My work’s Friday 5 o’clock drinks are Monday 6:30….am. Fortunately, there is provision for this – the Market Porter, by Borough Market, where me and colleagues sometimes go, along with workers from our rival company occasionally. There’s something so wrong yet so right about a pint at such time. And there’s a small but fascinating array of species in the pub at at 7 o’clock on Monday – us probably among them. You really should try it (seriously, don’t). Once we met a chef who had lost all his mates on a work xmas do, and thought, at about 6am, ah, Borough Market will be open and they do amazing sausages. So he popped in for a pint, very pleased with his sausages, before wending his inebriated way back to Orpington, or some other suburban mediocrity.
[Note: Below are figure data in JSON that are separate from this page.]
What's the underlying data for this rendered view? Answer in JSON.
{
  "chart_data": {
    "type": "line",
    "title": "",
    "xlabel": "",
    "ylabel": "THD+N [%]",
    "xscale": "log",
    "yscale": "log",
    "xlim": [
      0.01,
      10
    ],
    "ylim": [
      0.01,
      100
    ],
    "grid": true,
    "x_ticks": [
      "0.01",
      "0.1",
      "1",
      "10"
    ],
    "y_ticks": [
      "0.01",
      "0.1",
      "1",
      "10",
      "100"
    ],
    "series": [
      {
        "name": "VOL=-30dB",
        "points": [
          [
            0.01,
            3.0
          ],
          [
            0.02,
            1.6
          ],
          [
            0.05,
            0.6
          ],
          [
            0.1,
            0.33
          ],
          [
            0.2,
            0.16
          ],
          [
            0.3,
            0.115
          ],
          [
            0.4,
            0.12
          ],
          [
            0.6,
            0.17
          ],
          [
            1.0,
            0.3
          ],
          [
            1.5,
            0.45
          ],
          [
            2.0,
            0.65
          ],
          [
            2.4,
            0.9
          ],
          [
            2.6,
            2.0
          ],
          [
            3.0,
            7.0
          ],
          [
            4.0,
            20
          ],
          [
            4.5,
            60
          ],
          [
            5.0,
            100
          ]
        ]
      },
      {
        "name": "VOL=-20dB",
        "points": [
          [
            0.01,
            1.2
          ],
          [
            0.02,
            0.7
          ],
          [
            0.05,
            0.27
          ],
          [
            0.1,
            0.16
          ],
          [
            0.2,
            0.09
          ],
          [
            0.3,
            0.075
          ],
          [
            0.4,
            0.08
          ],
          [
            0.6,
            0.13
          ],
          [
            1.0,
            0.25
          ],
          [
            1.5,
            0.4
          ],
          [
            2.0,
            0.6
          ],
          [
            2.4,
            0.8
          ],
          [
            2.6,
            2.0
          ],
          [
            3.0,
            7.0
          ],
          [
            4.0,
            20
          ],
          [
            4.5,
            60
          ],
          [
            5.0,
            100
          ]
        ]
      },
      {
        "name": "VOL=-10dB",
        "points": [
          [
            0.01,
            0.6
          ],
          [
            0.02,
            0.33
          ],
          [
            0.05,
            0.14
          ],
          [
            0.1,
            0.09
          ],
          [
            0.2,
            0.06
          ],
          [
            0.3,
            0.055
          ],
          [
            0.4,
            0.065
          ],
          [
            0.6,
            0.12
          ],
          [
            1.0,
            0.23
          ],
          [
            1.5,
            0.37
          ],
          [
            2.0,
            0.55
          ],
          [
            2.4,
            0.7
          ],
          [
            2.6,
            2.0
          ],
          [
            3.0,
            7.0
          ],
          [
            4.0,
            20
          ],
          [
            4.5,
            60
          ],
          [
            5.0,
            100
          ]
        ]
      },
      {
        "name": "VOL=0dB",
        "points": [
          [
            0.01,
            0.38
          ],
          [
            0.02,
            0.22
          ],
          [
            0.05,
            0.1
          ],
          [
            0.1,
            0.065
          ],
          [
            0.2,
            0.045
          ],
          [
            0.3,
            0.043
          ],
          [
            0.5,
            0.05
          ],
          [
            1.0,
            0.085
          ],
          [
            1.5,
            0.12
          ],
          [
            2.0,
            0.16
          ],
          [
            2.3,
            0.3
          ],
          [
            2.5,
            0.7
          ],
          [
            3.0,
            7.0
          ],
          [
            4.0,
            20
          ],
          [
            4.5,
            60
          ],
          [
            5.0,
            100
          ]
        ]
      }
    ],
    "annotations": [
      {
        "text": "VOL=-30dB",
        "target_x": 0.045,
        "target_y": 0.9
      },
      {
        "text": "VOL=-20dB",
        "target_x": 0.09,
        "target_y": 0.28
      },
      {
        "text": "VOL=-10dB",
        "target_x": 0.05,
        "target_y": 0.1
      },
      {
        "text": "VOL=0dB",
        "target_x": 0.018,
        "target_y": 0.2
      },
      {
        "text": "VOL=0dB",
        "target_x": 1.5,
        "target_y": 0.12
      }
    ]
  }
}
If you make a morning of it, it’s also quite amusing to see the looks from all the City workers as they, presumably, try to work out what fresh hell allowed their hard-earned tax money to fund such Jeremy Kyle-types to get pissed on a Monday morning.
And last but certainly not least, as compensation for not being out if I’m working on a Friday or Saturday, the guilty pleasure of the work kebab (occasional, I hasten to add), which manages to taste like one of the greatest and worst things in life simultaneously.